Gazeteci-Yazar Banu Avar; “Gazi Mustafa Kemal Atatürk, çok farklı kesimleri bir araya getirerek Kurtuluş Savaşı’nı gerçekleştirmiştir. O zaman da tüm bunlar hayal gibi görünüyordu. Birbirimizi sevmek zorundayız. Aramıza öyle bir tohum atıldı ki özellikle sosyal medyayla ayrışıyoruz. Ayrışmamalıyız,”
Yakacık’ta büyüdüğünü; Hasanpaşa İlköğretim Okulunu bitirdiğini ve Kartal’ın kendisi için özel bir yer olduğunu söyleyerek ; Kartal’ dan böyle bir davet gelmesinin kendisi için memnuiyet verici olduğunu belirterek konuşmasına başlayan Gazeteci-Yazar Banu Avar; çeşitli eğitimlerden çeşitli partilerden insanların bir araya gelerek platformlar kurmasının hayati bir önem taşıdığını ifade etti.

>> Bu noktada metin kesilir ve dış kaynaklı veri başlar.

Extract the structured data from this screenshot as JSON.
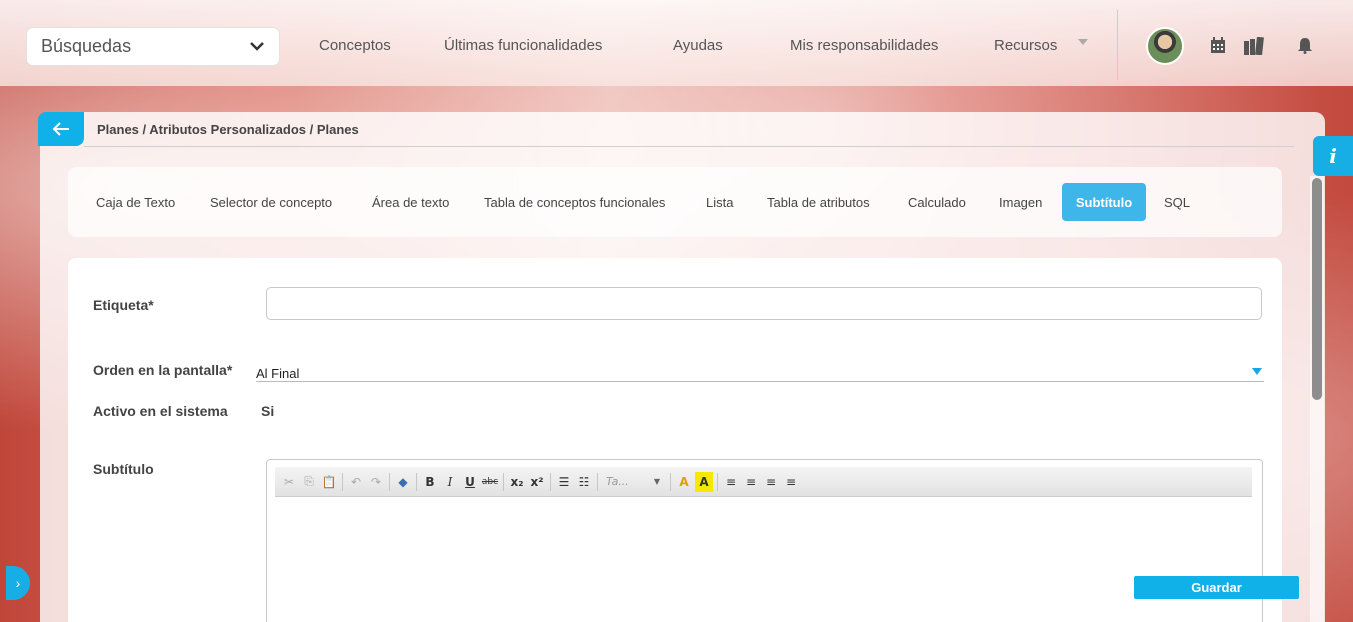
{
  "header": {
    "search_value": "Búsquedas",
    "nav": [
      {
        "label": "Conceptos"
      },
      {
        "label": "Últimas funcionalidades"
      },
      {
        "label": "Ayudas"
      },
      {
        "label": "Mis responsabilidades"
      },
      {
        "label": "Recursos"
      }
    ],
    "icons": [
      "chevron-down-icon",
      "avatar",
      "calendar-icon",
      "books-icon",
      "bell-icon"
    ]
  },
  "breadcrumb": "Planes / Atributos Personalizados / Planes",
  "tabs": [
    {
      "label": "Caja de Texto"
    },
    {
      "label": "Selector de concepto"
    },
    {
      "label": "Área de texto"
    },
    {
      "label": "Tabla de conceptos funcionales"
    },
    {
      "label": "Lista"
    },
    {
      "label": "Tabla de atributos"
    },
    {
      "label": "Calculado"
    },
    {
      "label": "Imagen"
    },
    {
      "label": "Subtítulo",
      "active": true
    },
    {
      "label": "SQL"
    }
  ],
  "form": {
    "etiqueta_label": "Etiqueta*",
    "etiqueta_value": "",
    "orden_label": "Orden en la pantalla*",
    "orden_value": "Al Final",
    "activo_label": "Activo en el sistema",
    "activo_value": "Si",
    "subtitulo_label": "Subtítulo",
    "editor_font_placeholder": "Ta..."
  },
  "save_label": "Guardar",
  "colors": {
    "accent": "#0fb1e8",
    "active_tab": "#3fb6ea"
  }
}
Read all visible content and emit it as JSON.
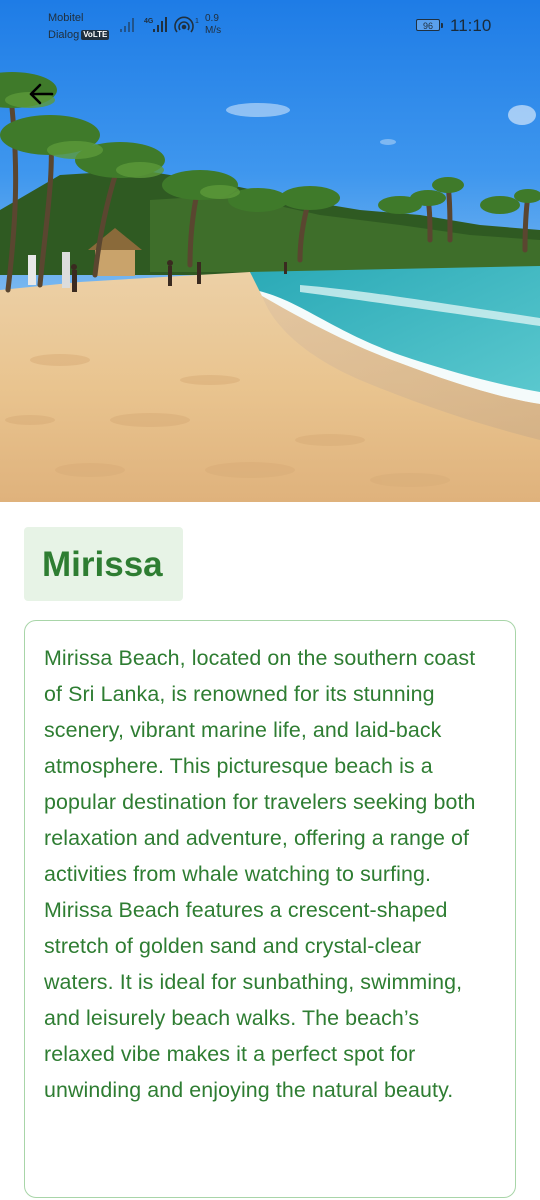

63 yaşında olduğunu ve hiçbir siyasi partinin yandaşı olmadığını ifade eden Avar; usta edebiyatçı, şair ve fikir insanı Atilla İlhan’ın yanında büyüdüğünü ve kendisine söylediği “Hiçbir şekilde gazeteci siyasi partili olmaz” vasiyetine uyarak ülkesine sonuna kadar hizmet etmek için elimden geleni yaptığını söyledi. Siyasi partilerin dışında da hizmet yollarının olduğunu ve bunun da siyasi bir yol olduğu bilincinde olduğunu belirten Gazeteci-Yazar Banu Avar dolayısıyla da partiler üstü hareketler üstünde çalışmalarının olduğunu açıkladı.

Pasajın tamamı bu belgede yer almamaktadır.